Wojtila, con la sua umanità e con le sue indiscutibili doti comunicative, seppe dare un’altra immagine di Chiesa, più aperta, meno ingessata e soprattutto vicina ed accogliente, non è allora un caso che questo Papa sia rimasto nei cuori della gente e che la sua beatificazione non sia solo una festa per coloro che credono ma anche per coloro che sono rimasti affascinati dall’uomo Wojtila. In questo contesto i media, e a dire il vero anche il comune sentire, hanno avuto gioco facile a rilevare, a volte con imbarazzanti confronti, un ritorno alla “normalità papale” con il pontificato di Benedetto XVI: chi di noi non ha sentito fare un paragone, nella maggioranza dei casi sfavorevoli a Joseph Ratzinger, tra i due pontefici? E’ vero che Benedetto XVI ha un altro carattere, un altro stile e forse anche un altro modo di concepire il ruolo del Papa, eppure sul piano dottrinale nulla, proprio nulla, distingue il papa tedesco da quello polacco: entrambi, ed è bene ricordare che hanno sempre lavorato insieme, hanno ribadito la dottrina ufficiale della Chiesa in tutti i campi, specie i più scottanti ed attuali come quello della morale.

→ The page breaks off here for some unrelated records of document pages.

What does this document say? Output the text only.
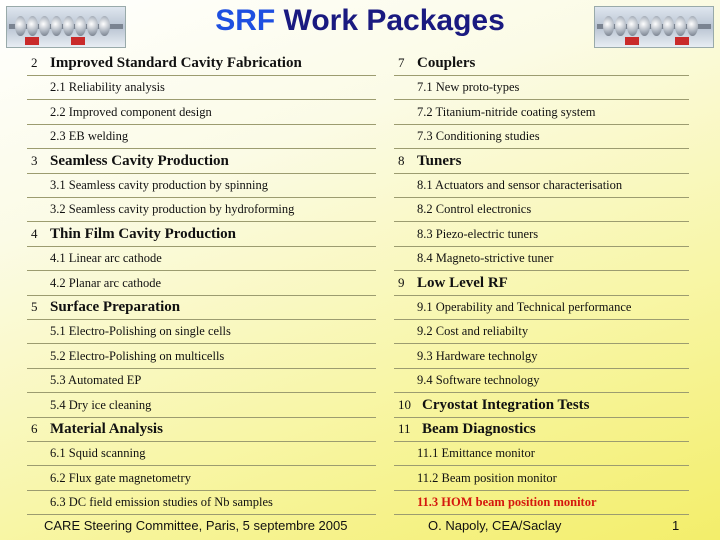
SRF Work Packages
2 Improved Standard Cavity Fabrication
2.1 Reliability analysis
2.2 Improved component design
2.3 EB welding
3 Seamless Cavity Production
3.1 Seamless cavity production by spinning
3.2 Seamless cavity production by hydroforming
4 Thin Film Cavity Production
4.1 Linear arc cathode
4.2 Planar arc cathode
5 Surface Preparation
5.1 Electro-Polishing on single cells
5.2 Electro-Polishing on multicells
5.3 Automated EP
5.4 Dry ice cleaning
6 Material Analysis
6.1 Squid scanning
6.2 Flux gate magnetometry
6.3 DC field emission studies of Nb samples
7 Couplers
7.1 New proto-types
7.2 Titanium-nitride coating system
7.3 Conditioning studies
8 Tuners
8.1 Actuators and sensor characterisation
8.2 Control electronics
8.3 Piezo-electric tuners
8.4 Magneto-strictive tuner
9 Low Level RF
9.1 Operability and Technical performance
9.2 Cost and reliabilty
9.3 Hardware technolgy
9.4 Software technology
10 Cryostat Integration Tests
11 Beam Diagnostics
11.1 Emittance monitor
11.2 Beam position monitor
11.3 HOM beam position monitor
CARE Steering Committee, Paris, 5 septembre 2005	O. Napoly, CEA/Saclay	1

 Ma a margine della beatificazione di Giovanni Paolo II bisogna anche fare un’altra riflessione che riguarda il giudizio storico sul suo pontificato. Il processo di beatificazione di Papa Wojtila è stato il più veloce della storia della Chiesa, indubbiamente grazie anche ad un manifesto e forte  consensus fidelium, ma ciò non può e non deve condizionare il giudizio della storia che ha bisogno di tempi ben più lunghi. Sono due cose che devono necessariamente restare separate, soprattutto nel caso di Giovanni Paolo II e del suo complesso pontificato che Filippo Gentiloni così descriveva: “Un pontificato forte, quello di Giovanni Paolo II, segnato da grandi successi, ma anche da scacchi rilevanti, da valutazioni contrastanti, spesso contestato più dall’interno del cattolicesimo che dall’esterno, dai vicini più che dai lontani”.  Un pontificato complesso, contraddittorio per alcuni, enigma addirittura per Tadeusz Styczen, allievo e grande amico di Giovanni Paolo II.  Questa complessità richiede tempo, studio e riflessione soprattutto per coglierne le conseguenze nella vita della Chiesa e non può essere liquidata da emotività che, come già detto, rischiano di adulterare la figura stessa di Giovanni Paolo II. Non è detto allora che a san Giovanni Paolo II corrisponda un Giovanni Paolo Magno, perché se il “san” sembra ormai a portata di mano, il “magno” potrebbe tardare a venire. Comunque, questo e’ il destino di quei “grandi” che forgiano e plasmano la Storia.

Ultima considerazione:l’apparente contraddizione tra il sovrano teocratico assoluto,ammantato nella potenza ieratica della Chiesa di Cristo e la smorfia di dolore e sofferenza nell’incedere di questo Papa mentre innalza “vexilla Regis”.
Non e’ una contraddizione ma una perfetta simbiosi nell’effimera natura di quell’essere imperfetto che risponde al nome di uomo: “ecce homo!”